Таня Курочкина тоже окаменела за пишущей машинкой.

- Это правда? - спросила она почти шепотом.

- Правда, но пока секрет. Может, действительно подтвердится, что бык трофейный.

- Подтвердится непременно! - затараторила хозяйка, - Я вам и Евгену Ефимовичу сама говорила! Соседи говорили! Вся наша улица подтвердит! Разве можно убивать человека за скотину? Да тому быку всего три года! Я помню, как он родился!

- Ничего вы не помните! - Про себя я уже хохотал, подсчитывая в уме, какая разница в возрасте у быка и у Поповкина. Но разговор продолжил: - Бык из стада, которое немцы гнали за Днепр! Если люди подтвердят, то трибунал может решить по-другому.

Свои "карты" я раскрыл полностью…

- Подтвердят! Все подтвердим! - Женщина выбежала из хаты, и ее белый платок замаячил уже на улице. Заработал "сельский телеграф"…

Но я не знал, что за убой даже "трофейного" скота полагается строгое наказание, если мясо не оприходовано по весу у военных снабженцев, которые затем на какое-то время снимают обладателей "трофея" с положенного "мясного довольствия".

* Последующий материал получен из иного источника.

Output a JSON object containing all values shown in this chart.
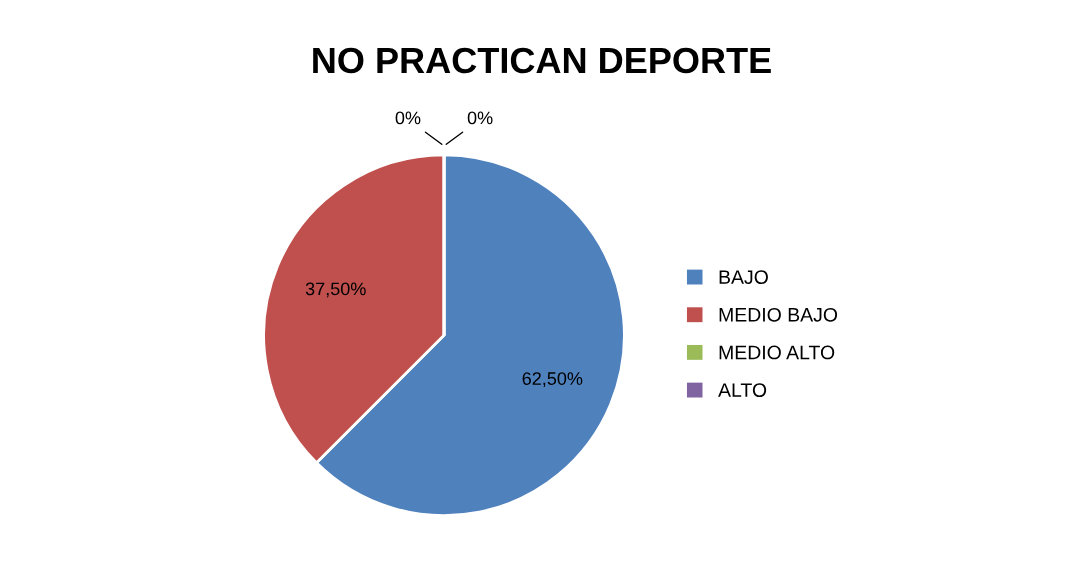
{
  "chart_data": {
    "type": "pie",
    "title": "NO PRACTICAN DEPORTE",
    "categories": [
      "BAJO",
      "MEDIO BAJO",
      "MEDIO ALTO",
      "ALTO"
    ],
    "values": [
      62.5,
      37.5,
      0,
      0
    ],
    "colors": [
      "#4f81bd",
      "#c0504d",
      "#9bbb59",
      "#8064a2"
    ],
    "value_labels": [
      "62,50%",
      "37,50%",
      "0%",
      "0%"
    ],
    "legend": "right"
  }
}
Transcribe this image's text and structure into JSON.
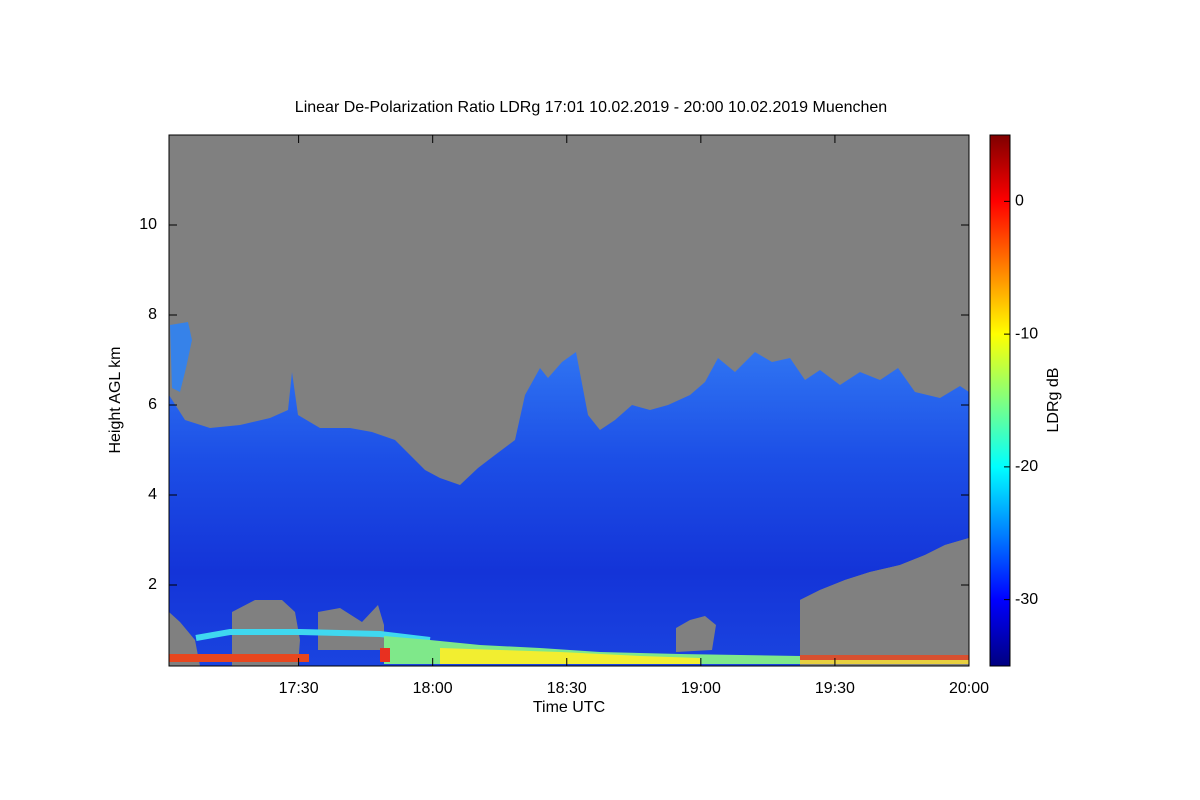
{
  "chart_data": {
    "type": "heatmap",
    "title": "Linear De-Polarization Ratio LDRg   17:01 10.02.2019 - 20:00 10.02.2019 Muenchen",
    "x_label": "Time UTC",
    "y_label": "Height AGL km",
    "colorbar_label": "LDRg dB",
    "colormap": "jet",
    "xlim": [
      17.0167,
      20
    ],
    "xticks": [
      {
        "value": 17.5,
        "label": "17:30"
      },
      {
        "value": 18,
        "label": "18:00"
      },
      {
        "value": 18.5,
        "label": "18:30"
      },
      {
        "value": 19,
        "label": "19:00"
      },
      {
        "value": 19.5,
        "label": "19:30"
      },
      {
        "value": 20,
        "label": "20:00"
      }
    ],
    "ylim": [
      0.2,
      12
    ],
    "yticks": [
      2,
      4,
      6,
      8,
      10
    ],
    "clim": [
      -35,
      5
    ],
    "cticks": [
      -30,
      -20,
      -10,
      0
    ]
  }
}
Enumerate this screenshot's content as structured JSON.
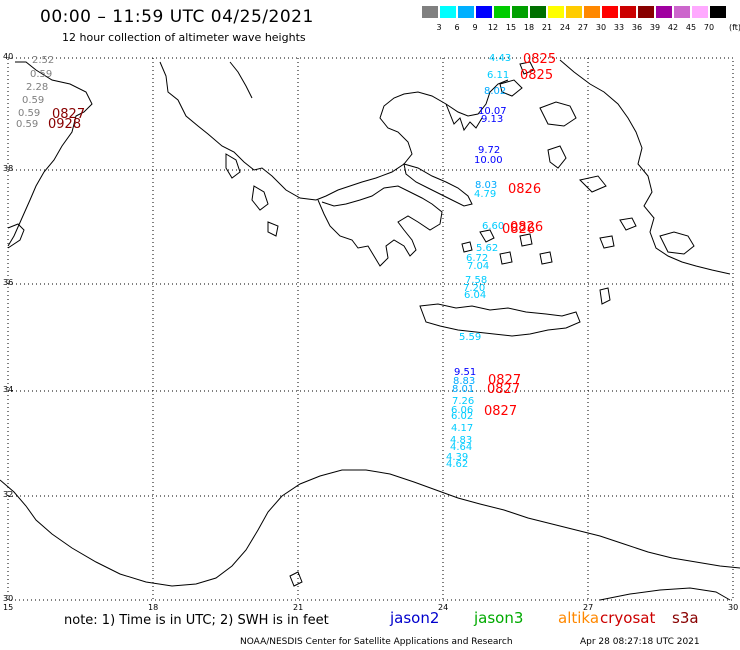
{
  "header": {
    "title": "00:00 – 11:59 UTC 04/25/2021",
    "subtitle": "12 hour collection of altimeter wave heights"
  },
  "legend": {
    "unit": "(ft)",
    "bins": [
      {
        "label": "",
        "color": "#808080"
      },
      {
        "label": "3",
        "color": "#00ffff"
      },
      {
        "label": "6",
        "color": "#00b0ff"
      },
      {
        "label": "9",
        "color": "#0000ff"
      },
      {
        "label": "12",
        "color": "#00cc00"
      },
      {
        "label": "15",
        "color": "#00a000"
      },
      {
        "label": "18",
        "color": "#007000"
      },
      {
        "label": "21",
        "color": "#ffff00"
      },
      {
        "label": "24",
        "color": "#ffcc00"
      },
      {
        "label": "27",
        "color": "#ff8800"
      },
      {
        "label": "30",
        "color": "#ff0000"
      },
      {
        "label": "33",
        "color": "#cc0000"
      },
      {
        "label": "36",
        "color": "#880000"
      },
      {
        "label": "39",
        "color": "#a000a0"
      },
      {
        "label": "42",
        "color": "#cc66cc"
      },
      {
        "label": "45",
        "color": "#ffaaff"
      },
      {
        "label": "70",
        "color": "#000000"
      }
    ]
  },
  "axes": {
    "lon_ticks": [
      "15",
      "18",
      "21",
      "24",
      "27",
      "30"
    ],
    "lat_ticks": [
      "40",
      "38",
      "36",
      "34",
      "32",
      "30"
    ]
  },
  "observations": {
    "italy_values": [
      "2.52",
      "0.59",
      "2.28",
      "0.59",
      "0.59",
      "0.59"
    ],
    "italy_colors": [
      "#808080",
      "#808080",
      "#808080",
      "#808080",
      "#808080",
      "#808080"
    ],
    "aegean_values": [
      "4.43",
      "6.11",
      "8.02",
      "10.07",
      "9.13",
      "9.72",
      "10.00",
      "8.03",
      "4.79",
      "6.60",
      "5.62",
      "6.72",
      "7.04",
      "7.58",
      "7.20",
      "6.04",
      "5.59",
      "9.51",
      "8.83",
      "8.01",
      "7.26",
      "6.06",
      "6.02",
      "4.17",
      "4.83",
      "4.64",
      "4.39",
      "4.62"
    ],
    "aegean_colors": [
      "#00ccff",
      "#00ccff",
      "#00aaff",
      "#0000ff",
      "#0000ff",
      "#0000ff",
      "#0000ff",
      "#00aaff",
      "#00ccff",
      "#00ccff",
      "#00ccff",
      "#00ccff",
      "#00ccff",
      "#00ccff",
      "#00ccff",
      "#00ccff",
      "#00ccff",
      "#0000ff",
      "#00aaff",
      "#00aaff",
      "#00ccff",
      "#00ccff",
      "#00ccff",
      "#00ccff",
      "#00ccff",
      "#00ccff",
      "#00ccff",
      "#00ccff"
    ],
    "time_labels": [
      {
        "text": "0827",
        "color": "#880000"
      },
      {
        "text": "0928",
        "color": "#880000"
      },
      {
        "text": "0825",
        "color": "#ff0000"
      },
      {
        "text": "0825",
        "color": "#ff0000"
      },
      {
        "text": "0826",
        "color": "#ff0000"
      },
      {
        "text": "0826",
        "color": "#ff0000"
      },
      {
        "text": "0826",
        "color": "#ff0000"
      },
      {
        "text": "0827",
        "color": "#ff0000"
      },
      {
        "text": "0827",
        "color": "#ff0000"
      },
      {
        "text": "0827",
        "color": "#ff0000"
      }
    ]
  },
  "footer": {
    "note": "note:  1) Time is in UTC;  2) SWH is in feet",
    "satellites": [
      {
        "name": "jason2",
        "color": "#0000cc"
      },
      {
        "name": "jason3",
        "color": "#00aa00"
      },
      {
        "name": "altika",
        "color": "#ff8800"
      },
      {
        "name": "cryosat",
        "color": "#cc0000"
      },
      {
        "name": "s3a",
        "color": "#880000"
      }
    ],
    "credit": "NOAA/NESDIS Center for Satellite Applications and Research",
    "timestamp": "Apr 28 08:27:18 UTC 2021"
  }
}
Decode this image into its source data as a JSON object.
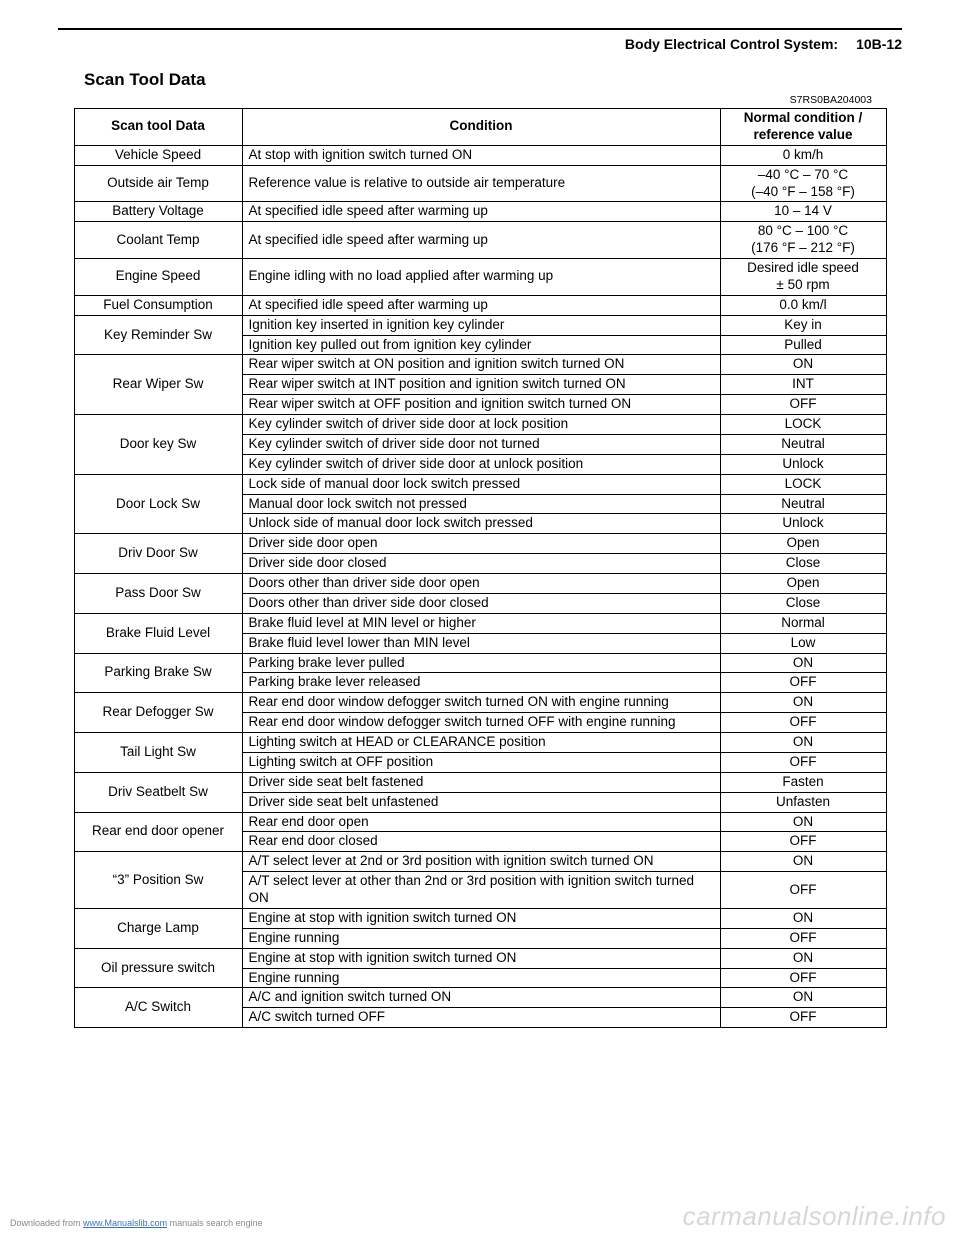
{
  "header": {
    "section": "Body Electrical Control System:",
    "pageref": "10B-12"
  },
  "section_heading": "Scan Tool Data",
  "docid": "S7RS0BA204003",
  "table": {
    "columns": [
      "Scan tool Data",
      "Condition",
      "Normal condition / reference value"
    ],
    "rows": [
      {
        "param": "Vehicle Speed",
        "conds": [
          {
            "c": "At stop with ignition switch turned ON",
            "v": "0 km/h"
          }
        ]
      },
      {
        "param": "Outside air Temp",
        "conds": [
          {
            "c": "Reference value is relative to outside air temperature",
            "v": "–40 °C – 70 °C\n(–40 °F – 158 °F)"
          }
        ]
      },
      {
        "param": "Battery Voltage",
        "conds": [
          {
            "c": "At specified idle speed after warming up",
            "v": "10 – 14 V"
          }
        ]
      },
      {
        "param": "Coolant Temp",
        "conds": [
          {
            "c": "At specified idle speed after warming up",
            "v": "80 °C – 100 °C\n(176 °F – 212 °F)"
          }
        ]
      },
      {
        "param": "Engine Speed",
        "conds": [
          {
            "c": "Engine idling with no load applied after warming up",
            "v": "Desired idle speed\n± 50 rpm"
          }
        ]
      },
      {
        "param": "Fuel Consumption",
        "conds": [
          {
            "c": "At specified idle speed after warming up",
            "v": "0.0 km/l"
          }
        ]
      },
      {
        "param": "Key Reminder Sw",
        "conds": [
          {
            "c": "Ignition key inserted in ignition key cylinder",
            "v": "Key in"
          },
          {
            "c": "Ignition key pulled out from ignition key cylinder",
            "v": "Pulled"
          }
        ]
      },
      {
        "param": "Rear Wiper Sw",
        "conds": [
          {
            "c": "Rear wiper switch at ON position and ignition switch turned ON",
            "v": "ON"
          },
          {
            "c": "Rear wiper switch at INT position and ignition switch turned ON",
            "v": "INT"
          },
          {
            "c": "Rear wiper switch at OFF position and ignition switch turned ON",
            "v": "OFF"
          }
        ]
      },
      {
        "param": "Door key Sw",
        "conds": [
          {
            "c": "Key cylinder switch of driver side door at lock position",
            "v": "LOCK"
          },
          {
            "c": "Key cylinder switch of driver side door not turned",
            "v": "Neutral"
          },
          {
            "c": "Key cylinder switch of driver side door at unlock position",
            "v": "Unlock"
          }
        ]
      },
      {
        "param": "Door Lock Sw",
        "conds": [
          {
            "c": "Lock side of manual door lock switch pressed",
            "v": "LOCK"
          },
          {
            "c": "Manual door lock switch not pressed",
            "v": "Neutral"
          },
          {
            "c": "Unlock side of manual door lock switch pressed",
            "v": "Unlock"
          }
        ]
      },
      {
        "param": "Driv Door Sw",
        "conds": [
          {
            "c": "Driver side door open",
            "v": "Open"
          },
          {
            "c": "Driver side door closed",
            "v": "Close"
          }
        ]
      },
      {
        "param": "Pass Door Sw",
        "conds": [
          {
            "c": "Doors other than driver side door open",
            "v": "Open"
          },
          {
            "c": "Doors other than driver side door closed",
            "v": "Close"
          }
        ]
      },
      {
        "param": "Brake Fluid Level",
        "conds": [
          {
            "c": "Brake fluid level at MIN level or higher",
            "v": "Normal"
          },
          {
            "c": "Brake fluid level lower than MIN level",
            "v": "Low"
          }
        ]
      },
      {
        "param": "Parking Brake Sw",
        "conds": [
          {
            "c": "Parking brake lever pulled",
            "v": "ON"
          },
          {
            "c": "Parking brake lever released",
            "v": "OFF"
          }
        ]
      },
      {
        "param": "Rear Defogger Sw",
        "conds": [
          {
            "c": "Rear end door window defogger switch turned ON with engine running",
            "v": "ON"
          },
          {
            "c": "Rear end door window defogger switch turned OFF with engine running",
            "v": "OFF"
          }
        ]
      },
      {
        "param": "Tail Light Sw",
        "conds": [
          {
            "c": "Lighting switch at HEAD or CLEARANCE position",
            "v": "ON"
          },
          {
            "c": "Lighting switch at OFF position",
            "v": "OFF"
          }
        ]
      },
      {
        "param": "Driv Seatbelt Sw",
        "conds": [
          {
            "c": "Driver side seat belt fastened",
            "v": "Fasten"
          },
          {
            "c": "Driver side seat belt unfastened",
            "v": "Unfasten"
          }
        ]
      },
      {
        "param": "Rear end door opener",
        "conds": [
          {
            "c": "Rear end door open",
            "v": "ON"
          },
          {
            "c": "Rear end door closed",
            "v": "OFF"
          }
        ]
      },
      {
        "param": "“3” Position Sw",
        "conds": [
          {
            "c": "A/T select lever at 2nd or 3rd position with ignition switch turned ON",
            "v": "ON"
          },
          {
            "c": "A/T select lever at other than 2nd or 3rd position with ignition switch turned ON",
            "v": "OFF"
          }
        ]
      },
      {
        "param": "Charge Lamp",
        "conds": [
          {
            "c": "Engine at stop with ignition switch turned ON",
            "v": "ON"
          },
          {
            "c": "Engine running",
            "v": "OFF"
          }
        ]
      },
      {
        "param": "Oil pressure switch",
        "conds": [
          {
            "c": "Engine at stop with ignition switch turned ON",
            "v": "ON"
          },
          {
            "c": "Engine running",
            "v": "OFF"
          }
        ]
      },
      {
        "param": "A/C Switch",
        "conds": [
          {
            "c": "A/C and ignition switch turned ON",
            "v": "ON"
          },
          {
            "c": "A/C switch turned OFF",
            "v": "OFF"
          }
        ]
      }
    ]
  },
  "footer": {
    "prefix": "Downloaded from ",
    "link_text": "www.Manualslib.com",
    "suffix": " manuals search engine"
  },
  "watermark": "carmanualsonline.info"
}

Редакция обычно получала продукты на складе административно-хозяйственной части штаба. Я тут же помчался к ее начальнику капитану Урывскому, с которым был хорошо знаком. Застал Урывского в расстроенных чувствах: его "терзали" работники особого отдела за то, что без их ведома взял на работу в офицерскую столовую трех девушек из числа репатриированных (освобожденных из немецкого плена и отправляемых в тыл). Как мог успокоил я Урывского, а потом рассказал об опасности, нависшей над Поповкиным.

- Чем же я могу помочь? - удивился он.

- Мясо убитого быка ты взвесил и снял редакцию с довольствия. Дай мне накладную, датированную задним числом.

- Но это же надо все последующие накладные переподшивать!

- Я готов сделать это сам. Главное - нужен документ, и человек будет спасен. Не собственной же корысти ради приказал он зарезать быка.

- Ладно, давай пожульничаем вместе. Тем более с мясом у меня плохо…

Вернулся я в редакцию с накладной в кармане и застал в секретариате следователя армейской прокуратуры. Он сидел за моим столом, а перед ним лежала папка с надписью: "Дело Е. Е. Поповкина". Хозяйка нашего дома и две ее соседки в один голос доказывали следователю, что они считали быка ничейным, что он съедал на сельских огородах свеклу. Вот и попросили Поповкина избавить их от такой напасти.